In this study, we have proposed two non-inferiority test approaches for a continuous endpoints with flexible margins: a test based on a test statistic and a confidence interval based test. The confidence interval approach is more used in literature and recommended by the international guideline [2]. For the non-inferiority test with continuous endpoints and fixed margin, some studies like [7] and [12] studied the confidence interval approach which does not allowed for explicit sample size calculation. Comparatively, our proposed test based on a statistic allows explicit calculation of sample size and power formula.

The simulation results for the confidence intervals based test showed that the confidence interval level determined approximatively the type I error rate. The test with 95% one- and two-sided confidence intervals level led to type I errors which were approximated by 0.05 and 0.025, respectively. Therefore, for a given nominal type I error α=0.05, the confidence intervals based test would be performed with one- or two-sided confidence intervals with 1−α or 1−2α levels, respectively; these findings are consistent with those in [7]. The non-inferiority hypothesis test is a one-tailed test, so when performing the testing procedure with the classical nominal type I error α, the actual type I error would be α/2. Therefore, for a given desired nominal type I error, to avoid the conservativeness of the test, the test should be performed with this nominal error times two. However, the debate on which of the one- or two-sided confidence intervals should be used in non-inferiority trials remains open, which is discussed in [20].

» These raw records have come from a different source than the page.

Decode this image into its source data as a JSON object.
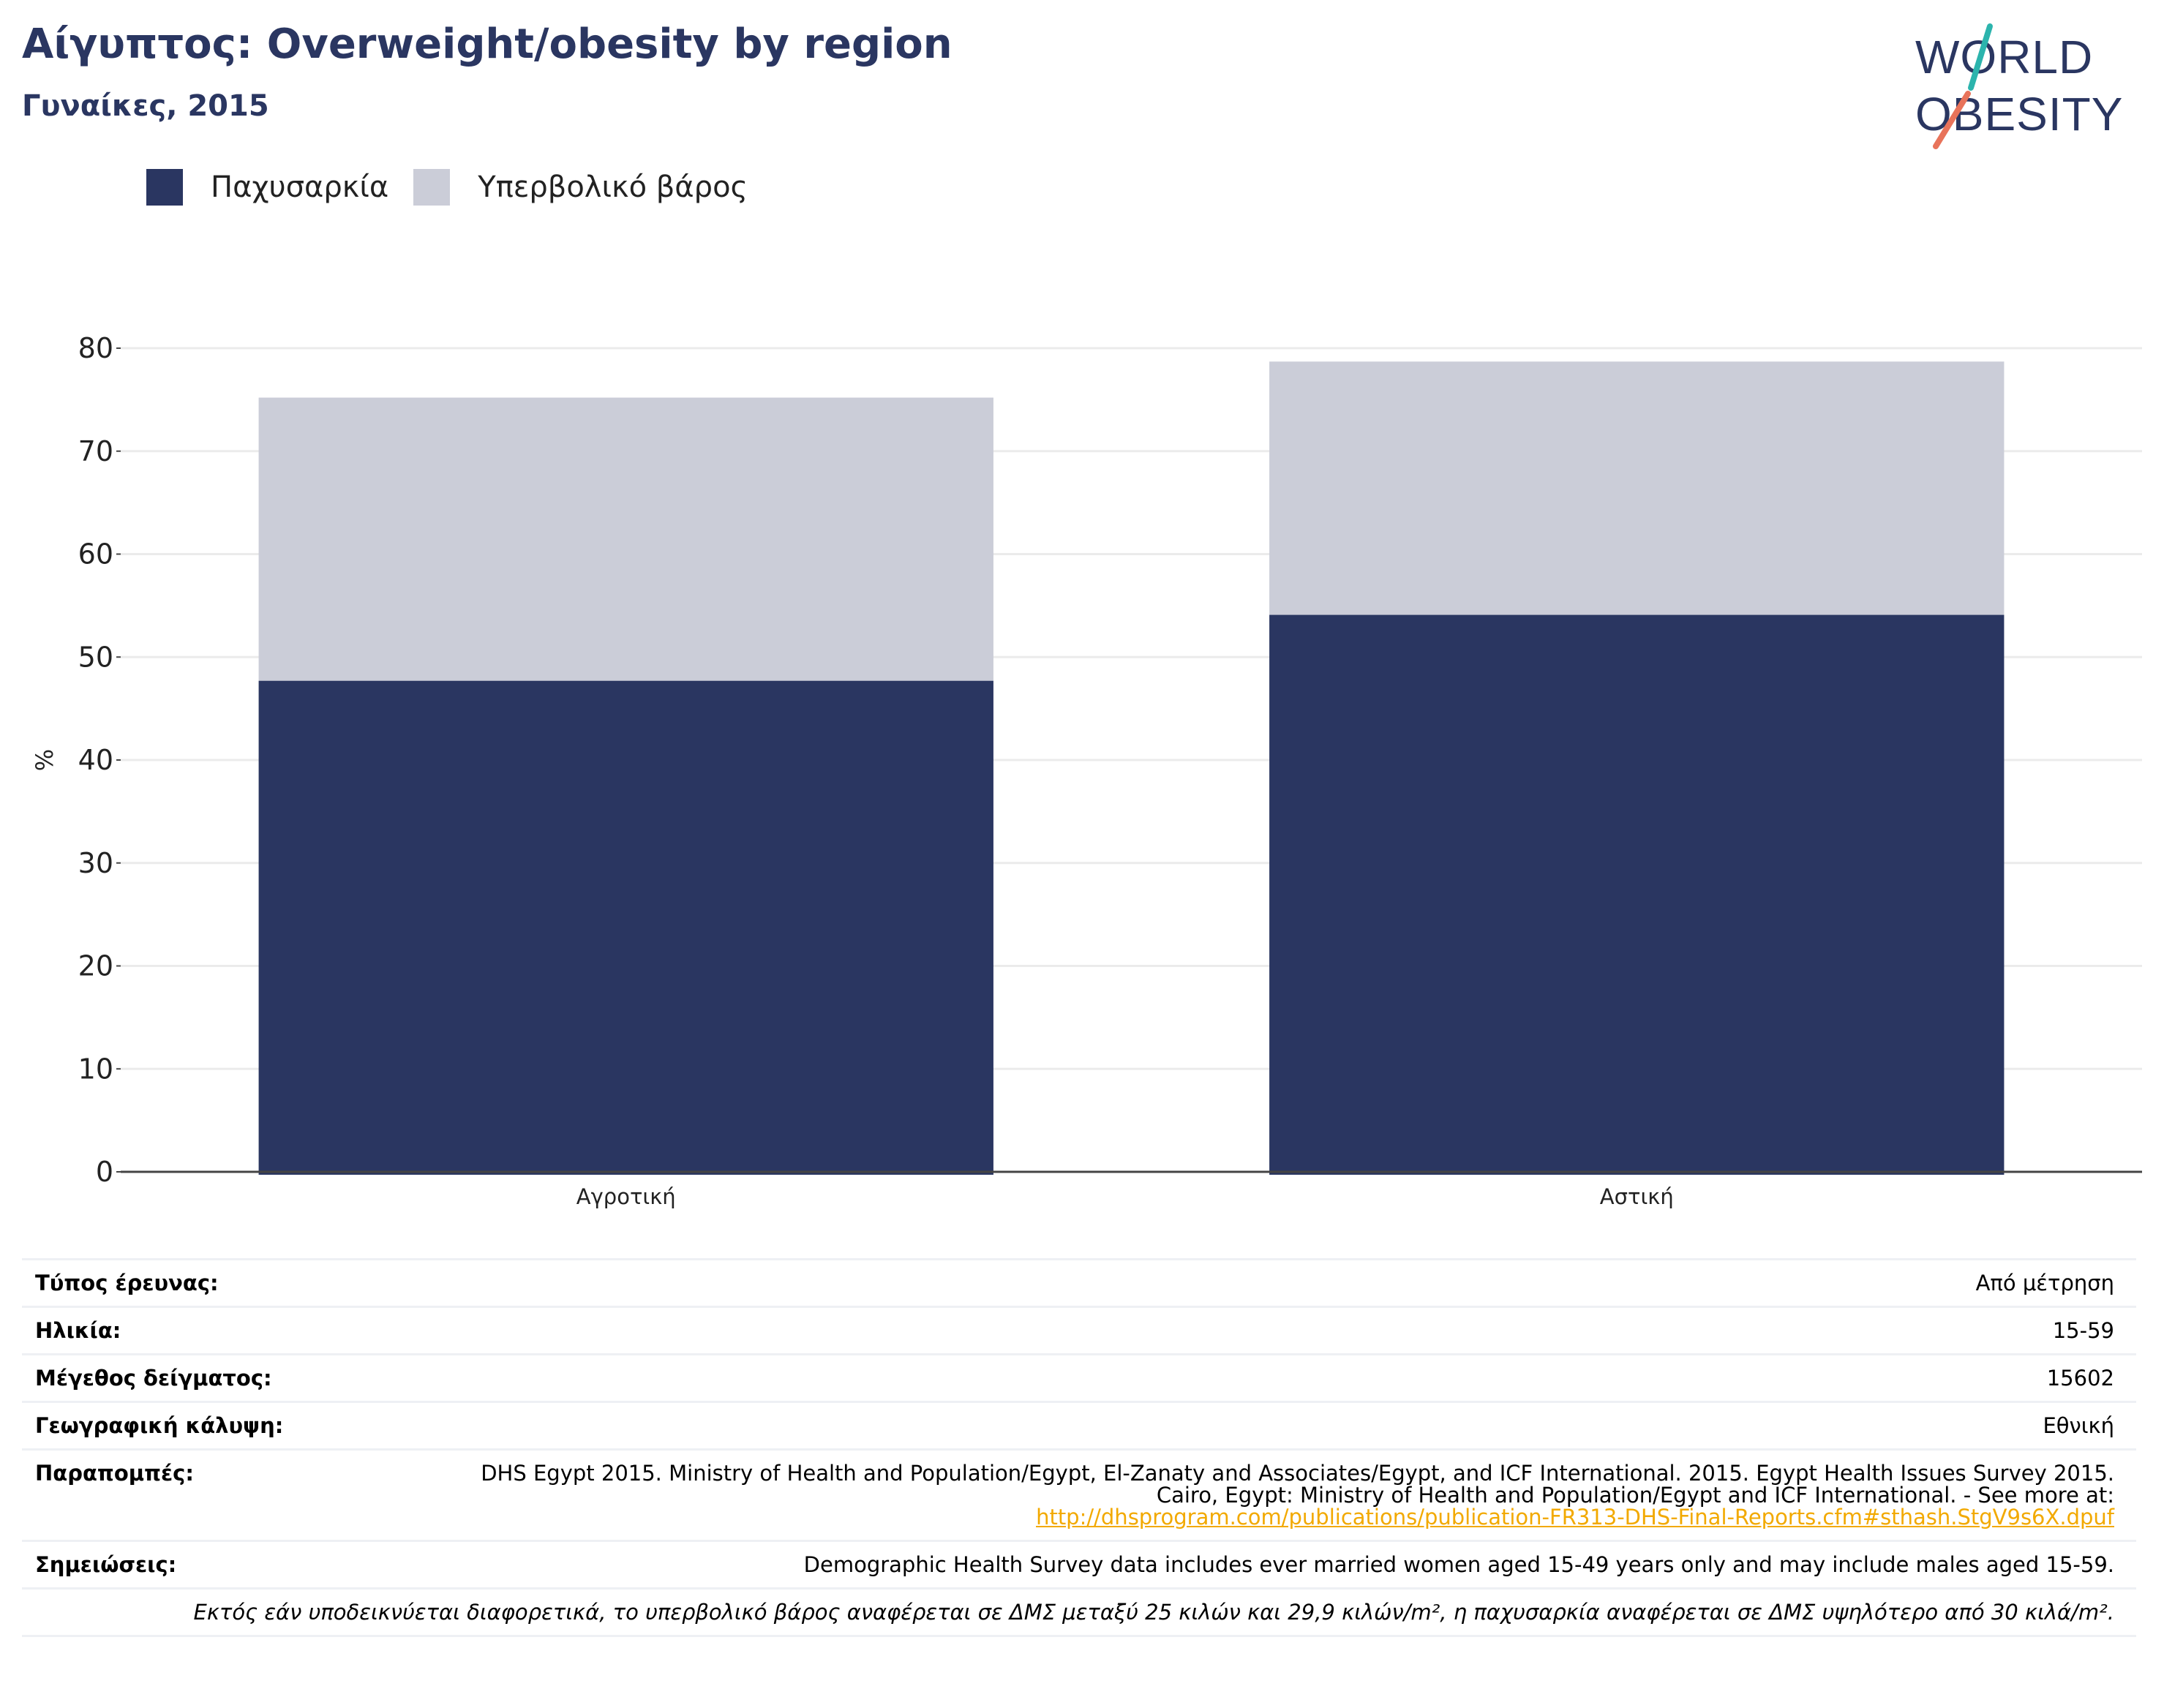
{
  "header": {
    "title": "Αίγυπτος: Overweight/obesity by region",
    "subtitle": "Γυναίκες, 2015"
  },
  "logo": {
    "line1": "WORLD",
    "line2": "OBESITY"
  },
  "colors": {
    "obesity": "#2a3661",
    "overweight": "#cbcdd8",
    "title": "#2a3661",
    "link": "#f2a900"
  },
  "chart_data": {
    "type": "bar",
    "stacked": true,
    "categories": [
      "Αγροτική",
      "Αστική"
    ],
    "series": [
      {
        "name": "Παχυσαρκία",
        "values": [
          47.7,
          54.1
        ]
      },
      {
        "name": "Υπερβολικό βάρος",
        "values": [
          27.5,
          24.6
        ]
      }
    ],
    "ylabel": "%",
    "ylim": [
      0,
      80
    ],
    "yticks": [
      0,
      10,
      20,
      30,
      40,
      50,
      60,
      70,
      80
    ],
    "grid": true,
    "legend": "top-left"
  },
  "info": {
    "survey_type_label": "Τύπος έρευνας:",
    "survey_type_value": "Από μέτρηση",
    "age_label": "Ηλικία:",
    "age_value": "15-59",
    "sample_label": "Μέγεθος δείγματος:",
    "sample_value": "15602",
    "coverage_label": "Γεωγραφική κάλυψη:",
    "coverage_value": "Εθνική",
    "references_label": "Παραπομπές:",
    "references_text": "DHS Egypt 2015. Ministry of Health and Population/Egypt, El-Zanaty and Associates/Egypt, and ICF International. 2015. Egypt Health Issues Survey 2015. Cairo, Egypt: Ministry of Health and Population/Egypt and ICF International. - See more at:",
    "references_link": "http://dhsprogram.com/publications/publication-FR313-DHS-Final-Reports.cfm#sthash.StgV9s6X.dpuf",
    "notes_label": "Σημειώσεις:",
    "notes_value": "Demographic Health Survey data includes ever married women aged 15-49 years only and may include males aged 15-59.",
    "footnote": "Εκτός εάν υποδεικνύεται διαφορετικά, το υπερβολικό βάρος αναφέρεται σε ΔΜΣ μεταξύ 25 κιλών και 29,9 κιλών/m², η παχυσαρκία αναφέρεται σε ΔΜΣ υψηλότερο από 30 κιλά/m²."
  }
}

The most important output of this study was the type I error which was not varying according to the value of reference treatment, either for the test based on a statistic or the test based on confidence intervals. This suggested that the variability and uncertainty around the margin were accounted for, without affecting the properties of the proposed tests. The proposed methods in this study could therefore be viewed as a generalization of the case where the non-inferiority margin is fixed for continuous endpoints.

Conclusions

In an active controlled trial of non-inferiority, the non-inferiority margin should be a function of reference treatment to account for the uncertainty surrounding the mean estimate of reference treatment. This paper produced a framework on how to perform the non-inferiority hypothesis test with a flexible margin. Based on type I one error rate and power estimates, the proposed non-inferiority hypothesis test procedures have good performances and are applicable in practice, a practical application on clinical data was illustrative.